下图展示了一个示例。用户与 ChatGPT 进行了一次对话,ChatGPT 需要回答最后一个问题“你应该怎么称呼我?”:
====================================
User: Call me John in the following conversations.
Assistant: Sure I will call you John.
User: What should you call me?
====================================
一个常见的误解是认为 ChatGPT 有一个用于存储记忆的数据库。人们常常以为,当我们让它叫我们 John 时,它会把这一信息存进某个记忆数据库;当我们之后问它“你应该怎么称呼我?”时,它会从这段记忆中调取并相应作答。
但事实并非如此。底层实际发生的是:ChatGPT 将所有历史对话拼接成一个 prompt,发送给底层的 GPT 模型。GPT 随后理解上下文(例如用户要求被称为 John),并据此作出回应。

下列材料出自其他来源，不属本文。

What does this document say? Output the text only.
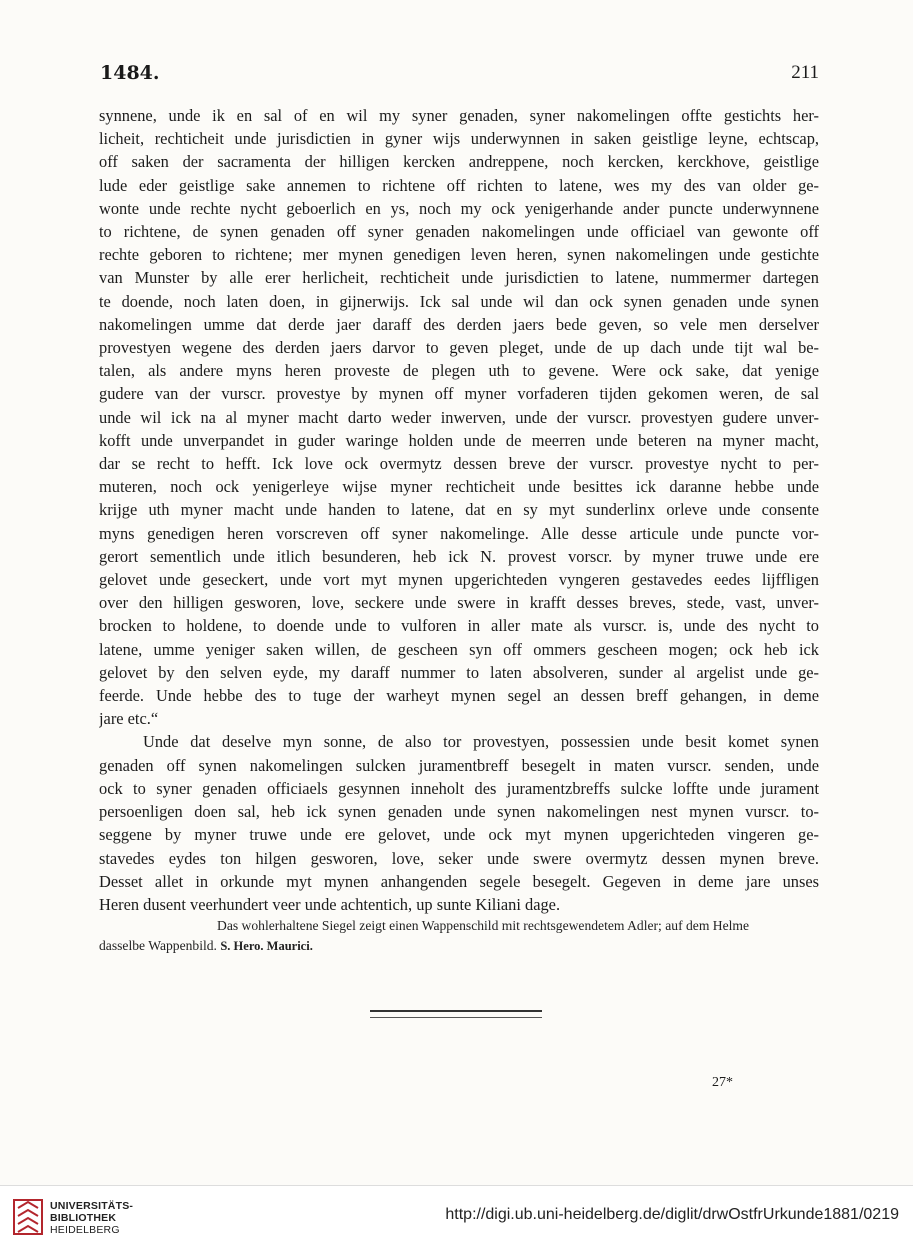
1484.	211
synnene, unde ik en sal of en wil my syner genaden, syner nakomelingen offte gestichts her-
licheit, rechticheit unde jurisdictien in gyner wijs underwynnen in saken geistlige leyne, echtscap,
off saken der sacramenta der hilligen kercken andreppene, noch kercken, kerckhove, geistlige
lude eder geistlige sake annemen to richtene off richten to latene, wes my des van older ge-
wonte unde rechte nycht geboerlich en ys, noch my ock yenigerhande ander puncte underwynnene
to richtene, de synen genaden off syner genaden nakomelingen unde officiael van gewonte off
rechte geboren to richtene; mer mynen genedigen leven heren, synen nakomelingen unde gestichte
van Munster by alle erer herlicheit, rechticheit unde jurisdictien to latene, nummermer dartegen
te doende, noch laten doen, in gijnerwijs. Ick sal unde wil dan ock synen genaden unde synen
nakomelingen umme dat derde jaer daraff des derden jaers bede geven, so vele men derselver
provestyen wegene des derden jaers darvor to geven pleget, unde de up dach unde tijt wal be-
talen, als andere myns heren proveste de plegen uth to gevene. Were ock sake, dat yenige
gudere van der vurscr. provestye by mynen off myner vorfaderen tijden gekomen weren, de sal
unde wil ick na al myner macht darto weder inwerven, unde der vurscr. provestyen gudere unver-
kofft unde unverpandet in guder waringe holden unde de meerren unde beteren na myner macht,
dar se recht to hefft. Ick love ock overmytz dessen breve der vurscr. provestye nycht to per-
muteren, noch ock yenigerleye wijse myner rechticheit unde besittes ick daranne hebbe unde
krijge uth myner macht unde handen to latene, dat en sy myt sunderlinx orleve unde consente
myns genedigen heren vorscreven off syner nakomelinge. Alle desse articule unde puncte vor-
gerort sementlich unde itlich besunderen, heb ick N. provest vorscr. by myner truwe unde ere
gelovet unde geseckert, unde vort myt mynen upgerichteden vyngeren gestavedes eedes lijffligen
over den hilligen gesworen, love, seckere unde swere in krafft desses breves, stede, vast, unver-
brocken to holdene, to doende unde to vulforen in aller mate als vurscr. is, unde des nycht to
latene, umme yeniger saken willen, de gescheen syn off ommers gescheen mogen; ock heb ick
gelovet by den selven eyde, my daraff nummer to laten absolveren, sunder al argelist unde ge-
feerde. Unde hebbe des to tuge der warheyt mynen segel an dessen breff gehangen, in deme
jare etc.“
Unde dat deselve myn sonne, de also tor provestyen, possessien unde besit komet synen
genaden off synen nakomelingen sulcken juramentbreff besegelt in maten vurscr. senden, unde
ock to syner genaden officiaels gesynnen inneholt des juramentzbreffs sulcke loffte unde jurament
persoenligen doen sal, heb ick synen genaden unde synen nakomelingen nest mynen vurscr. to-
seggene by myner truwe unde ere gelovet, unde ock myt mynen upgerichteden vingeren ge-
stavedes eydes ton hilgen gesworen, love, seker unde swere overmytz dessen mynen breve.
Desset allet in orkunde myt mynen anhangenden segele besegelt. Gegeven in deme jare unses
Heren dusent veerhundert veer unde achtentich, up sunte Kiliani dage.
Das wohlerhaltene Siegel zeigt einen Wappenschild mit rechtsgewendetem Adler; auf dem Helme
dasselbe Wappenbild. S. Hero. Maurici.

27*
UNIVERSITÄTS-
BIBLIOTHEK
HEIDELBERG
http://digi.ub.uni-heidelberg.de/diglit/drwOstfrUrkunde1881/0219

需要明确的是,GPT 与 ChatGPT 是两个不同的实体。GPT 是一个 LLM,是可通过 OpenAI API 访问的原始模型,是 ChatGPT 的技术底座。而 ChatGPT 则是构建在 GPT 之上的面向消费者的产品,可通过网页和移动应用直接使用。它包含了基础 GPT 模型所不具备的额外功能与限制。例如,GPT 本身并没有“记忆”功能,但 ChatGPT 通过将历史对话纳入 prompt 的策略来模拟短期记忆。此外,ChatGPT 还预设了一些 prompt,以提升用户交互体验,使产品更贴近人类预期,并保障使用安全。随着我们深入了解 ChatGPT 与 GPT 的细节,理解会逐步加深,从而能更有效地避开这些技术常见的陷阱。
知识
ChatGPT 经常表现出对世界的博学理解,仿佛具备常识。这种能力来自底层 GPT 模型所基于训练的庞大数据集。然而,GPT 有一个内在局限:其知识库是静态的;一旦训练完成,未发布新版本之前便无法更新或修订其认知。这正是为什么 OpenAI 每次发布新版本 GPT 时都会公布一个知识截止日期——表示模型能够准确反映的最新时间点。

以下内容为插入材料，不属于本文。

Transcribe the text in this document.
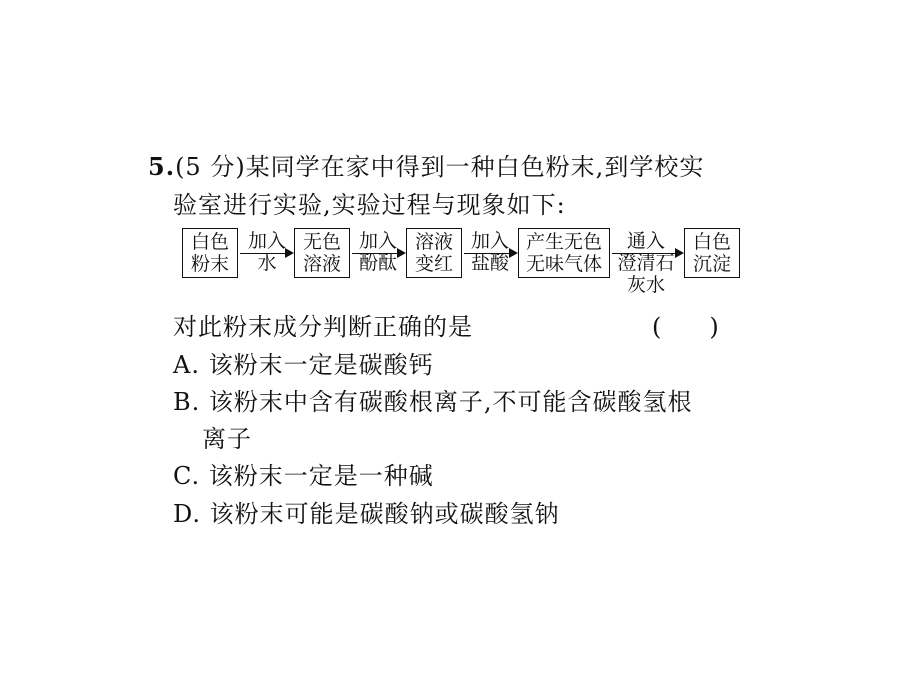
5.(5 分)某同学在家中得到一种白色粉末,到学校实
验室进行实验,实验过程与现象如下:
白色
粉末
加入
水
无色
溶液
加入
酚酞
溶液
变红
加入
盐酸
产生无色
无味气体
通入
澄清石
灰水
白色
沉淀
对此粉末成分判断正确的是	(　　)
A. 该粉末一定是碳酸钙
B. 该粉末中含有碳酸根离子,不可能含碳酸氢根
离子
C. 该粉末一定是一种碱
D. 该粉末可能是碳酸钠或碳酸氢钠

尽管存在这些限制,让 GPT 接入新信息的需求依然旺盛,尤其是在面向特定组织知识库定制问答机器人等应用场景中。看似很直观,但在对话中反复“教”GPT 某些内容,并不会将这些知识吸收进模型。因为正如我们前面所说,与 GPT 进行对话不会以任何方式改变模型本身。一开始它似乎掌握了这些知识,那是因为这些“知识”作为历史对话的一部分被包含在 prompt 中;一旦开启新会话,它就会立即”遗忘”。

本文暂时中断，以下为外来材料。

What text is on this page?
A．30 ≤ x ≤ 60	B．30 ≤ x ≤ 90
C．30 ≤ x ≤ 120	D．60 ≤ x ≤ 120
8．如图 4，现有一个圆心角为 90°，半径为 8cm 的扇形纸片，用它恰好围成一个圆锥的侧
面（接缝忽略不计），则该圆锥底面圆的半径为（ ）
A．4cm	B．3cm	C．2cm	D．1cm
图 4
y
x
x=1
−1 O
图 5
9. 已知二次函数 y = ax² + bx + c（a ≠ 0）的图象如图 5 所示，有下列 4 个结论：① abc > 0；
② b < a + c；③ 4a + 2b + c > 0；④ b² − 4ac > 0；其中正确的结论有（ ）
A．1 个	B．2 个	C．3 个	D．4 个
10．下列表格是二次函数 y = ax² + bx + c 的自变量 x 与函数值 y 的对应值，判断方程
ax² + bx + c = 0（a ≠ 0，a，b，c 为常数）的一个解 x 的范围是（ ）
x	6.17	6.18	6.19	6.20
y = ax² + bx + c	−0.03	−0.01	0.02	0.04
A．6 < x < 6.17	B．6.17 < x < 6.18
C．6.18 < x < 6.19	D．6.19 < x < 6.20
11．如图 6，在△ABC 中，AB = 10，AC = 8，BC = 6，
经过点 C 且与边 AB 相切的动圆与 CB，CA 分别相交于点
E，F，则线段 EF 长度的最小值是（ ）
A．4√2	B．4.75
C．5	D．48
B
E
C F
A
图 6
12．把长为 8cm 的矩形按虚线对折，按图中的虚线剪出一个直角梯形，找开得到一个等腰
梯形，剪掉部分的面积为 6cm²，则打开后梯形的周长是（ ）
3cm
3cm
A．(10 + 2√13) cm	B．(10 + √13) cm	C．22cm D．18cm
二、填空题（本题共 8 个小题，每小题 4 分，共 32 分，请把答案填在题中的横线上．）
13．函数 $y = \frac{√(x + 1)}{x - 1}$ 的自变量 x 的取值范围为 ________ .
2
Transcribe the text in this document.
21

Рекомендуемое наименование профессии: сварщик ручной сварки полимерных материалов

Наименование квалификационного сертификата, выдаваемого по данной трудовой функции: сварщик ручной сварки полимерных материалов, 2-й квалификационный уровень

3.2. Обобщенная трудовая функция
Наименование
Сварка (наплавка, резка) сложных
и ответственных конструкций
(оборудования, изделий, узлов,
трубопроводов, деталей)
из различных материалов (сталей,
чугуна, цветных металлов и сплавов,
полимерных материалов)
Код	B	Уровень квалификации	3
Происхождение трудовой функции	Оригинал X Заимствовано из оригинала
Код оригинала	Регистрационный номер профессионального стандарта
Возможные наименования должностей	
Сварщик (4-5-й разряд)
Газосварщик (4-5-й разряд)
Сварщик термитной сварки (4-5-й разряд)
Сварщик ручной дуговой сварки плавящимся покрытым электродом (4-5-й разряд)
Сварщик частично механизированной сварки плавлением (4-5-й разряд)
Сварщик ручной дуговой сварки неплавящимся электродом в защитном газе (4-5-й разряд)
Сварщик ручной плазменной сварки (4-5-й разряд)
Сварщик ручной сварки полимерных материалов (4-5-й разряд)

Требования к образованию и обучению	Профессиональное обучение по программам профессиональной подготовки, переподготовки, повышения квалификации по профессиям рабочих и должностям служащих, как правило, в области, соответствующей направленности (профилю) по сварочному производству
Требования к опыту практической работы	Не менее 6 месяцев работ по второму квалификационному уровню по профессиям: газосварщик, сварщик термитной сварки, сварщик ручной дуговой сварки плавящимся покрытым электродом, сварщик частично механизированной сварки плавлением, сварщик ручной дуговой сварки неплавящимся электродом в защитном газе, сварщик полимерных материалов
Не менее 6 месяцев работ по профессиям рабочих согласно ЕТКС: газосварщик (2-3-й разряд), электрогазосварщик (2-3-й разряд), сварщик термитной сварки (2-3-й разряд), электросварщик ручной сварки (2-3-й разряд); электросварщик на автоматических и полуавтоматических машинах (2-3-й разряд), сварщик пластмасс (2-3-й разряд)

关于该话题的详细讲解将放在第 4 模块中,但将知识写入 prompt 确实是一种有效的、临时性“告知”GPT 新数据的方式。此外,OpenAI 还提供了诸如 GPTs 之类的能力,让用户可以上传文档,从而将自定义知识库直接整合进交互之中。这一特性为个性化应用打开了新的可能。
上下文窗口
LLM 虽然能力惊人,但并非毫无边界。一个重要的限制是它们能够处理的输入长度,即(输入)上下文窗口。例如,在商用 LLM 中,GPT-3.5-Turbo 最多可处理 16k tokens,GPT-4-Turbo 扩展到 128k,GPT-5 则达到 400k tokens。一个 token 约等于 0.75 个单词,因此 GPT-5 的最大输入大致相当于 30 万个单词,约 600 页内容。但实际观察发现,模型的表现(或者说“聪明程度”)在达到上限之前就会开始下降,通常在 80k tokens 左右就可能漏掉细节或遗忘前文输入。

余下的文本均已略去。